A peça que mais gostei no Grunes Gewolbe (e não, não foi o grande diamante verde)

O Residenzschloss (Palácio Real de Dresden) é a antiga residência real, com vários estilos arquitectónicos entre o barroco e o neorrenascentista, e uma torre cujo acesso também é possível.

Nos dias de hoje é também um espaço museológico de 4 níveis que alberga respectivamente: o Grunes Gewolbe (Alas Nova e Antiga do “Cofre Verde”), a Galeria dos Príncipes e uma Biblioteca de Arte, uma secção de História e Vestuário Medieval do Séc.XV, a Ala Renascentista (pisos 0 e 1), o Munzkabinett (Secção de Moedas Antigas), Riesensaal (Sala de Armaduras) e Turckische Cammer (Câmara com Tendas Turcas) no 2º piso, e finalmente o Kupferstich Kabinett (Ala de Pintura e Fotografia) no 3º piso.

Quando viajo para um local novo, e apesar de toda a oferta histórica e cultural, aquilo de que gosto verdadeiramente é de andar nas ruas: sentir as pedras da calçada, o recorte dos edifícios e a forma como estes se enquadram na paisagem, a vibração das pessoas na sua vida quotidiana. Ocasionalmente, e se possível, estabelecer um contacto breve com algum local acaba por trazer histórias bem mais memoráveis do que aquelas trazidas pelos museus, cujas lembranças do que observámos são por vezes difíceis de aceder com o passar dos anos. Afinal de contas, são muitas peças bonitas, em muitos museus igualmente bonitos…

No contexto desta visita a Dresden tive a oportunidade de visitar a Ala Nova do Grunes Gewolbe, que alberga sobretudo ricas peças de joalharia em outro, prata, marfim e outros materiais e pedras preciosas. Embora o ex-libris do museu seja o diamante verde, a minha atenção foi toda ela para a peça que justifica este texto, O Trono do Grande Mogul.

O Trono do Grande Mogul é uma peça de arte barroca criada em Dresden entre 1701-1708 pelo designer e joalheiro Johann Dinglinger.

Ela representa a celebração do aniversário de Aureng-Zeb (1658-1707), o lendário e absoluto governante das índias entre 1658 e 1787, altura em que faleceu com 88 anos de idade. Detentor de um monopólio mundial em diamantes, das suas próprias minas de ouro e com as riquezas da Índia à sua disposição (seda, chá e especiarias, marfim), ele era visto pelos líderes ocidentais como a personificação do poder e riqueza absolutos e imensuráveis. O seu pai, anterior governador da índia, foi o edificador do conhecido Taj Mahal.

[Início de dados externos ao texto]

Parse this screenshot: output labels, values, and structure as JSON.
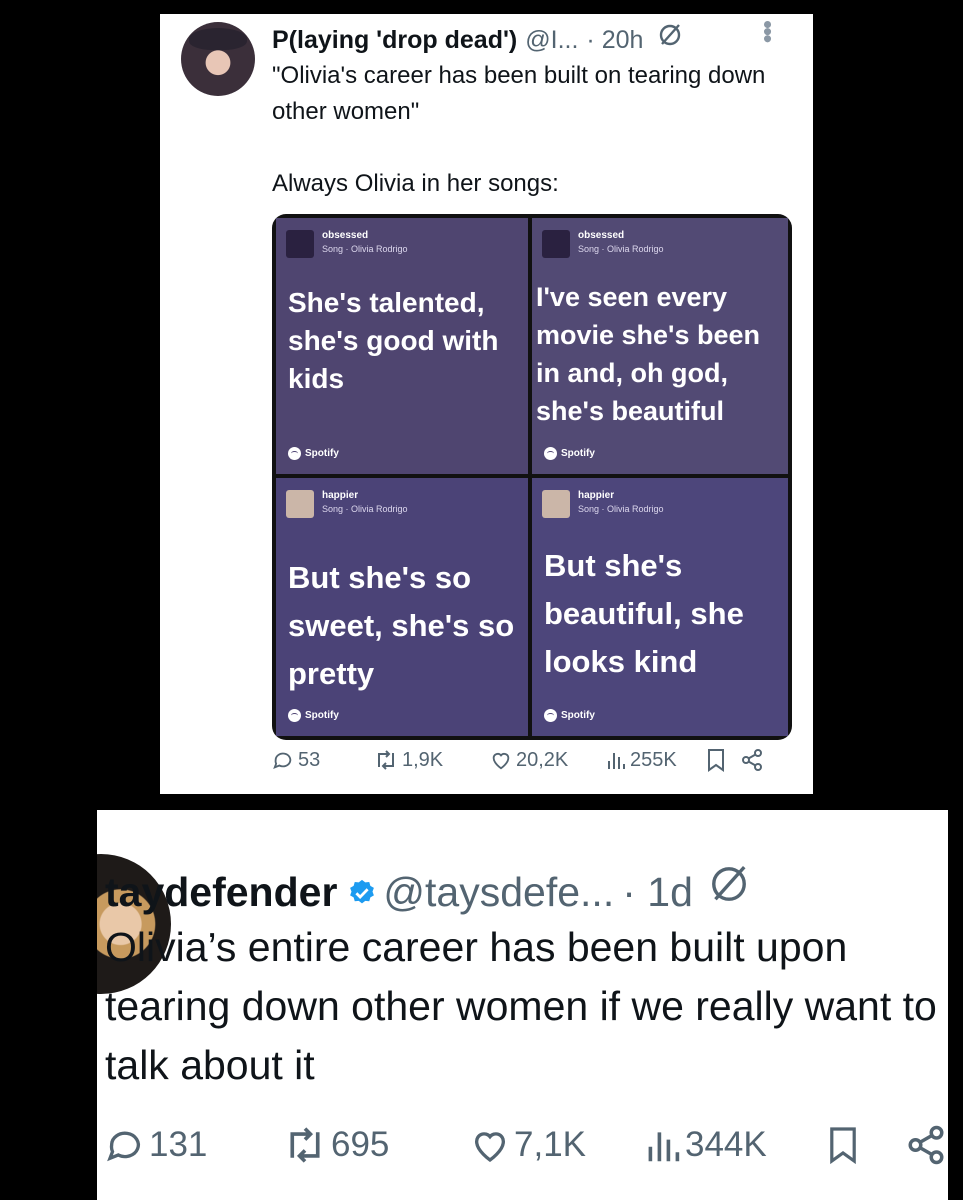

Para esta ocasião, príncipes e oficiais de todo o seu império viajavam até Dehli para prestarem homenagem, oferecerem presentes e, de certa forma, garantirem a estabilidade das suas posições. O Grande Mogul apresenta-se por isso sentado num grande acolchoado vermelho, no topo de uma escadaria de onde observa tranquilamente toda a recepção dada em sua honra. Curiosamente e do lado oposto da estrutura, surgem enormes balanças: a cada ano, e no primeiro dos 5 dias que durava este festejo, o Grande Mogul era pesado, pois este considerado o ponto alto das celebrações.

 

Com elevado nível de detalhe, Dingliger inspirou-se em relatos e histórias contadas por viajantes que provinham da China e da Índia e preencheu esta peça de quase um metro quadrado de dimensão com uma imensa variedade de figuras e objectos, estando representando não menos que 132 personagens feitas de prata e prata dourada. Eles presenteiam o Grande Mogul com 32 oferendas, incluindo um elefante branco, uma pirâmide, um grande vaso e um serviço de café. Dingliger usou mais de 5000 diamantes, rubis, esmeraldas e outras pedras preciosas (mais de 400 das quais foram desaparecendo ao longo dos tempos). Todas as peças são móveis, pelo que podem ser mudadas de posição e as cenas recriadas.

O Trono do Grande Mogul foi executado com a ajuda dos dois irmãos do joalheiro, durante 7 anos e sem qualquer garantia de que seria vendida. Augusto o Forte, contemporâneo de Aureng-Zeb, comprou-a em 1709 pela enorme quantia de 60 000 thalers (moeda de prata usada na Europa durante mais de 400 anos; não sei qual é o factor de conversão mas de certeza que deve ser muito dinheiro!).

Nota: texto adaptado a partir das informações do Museu.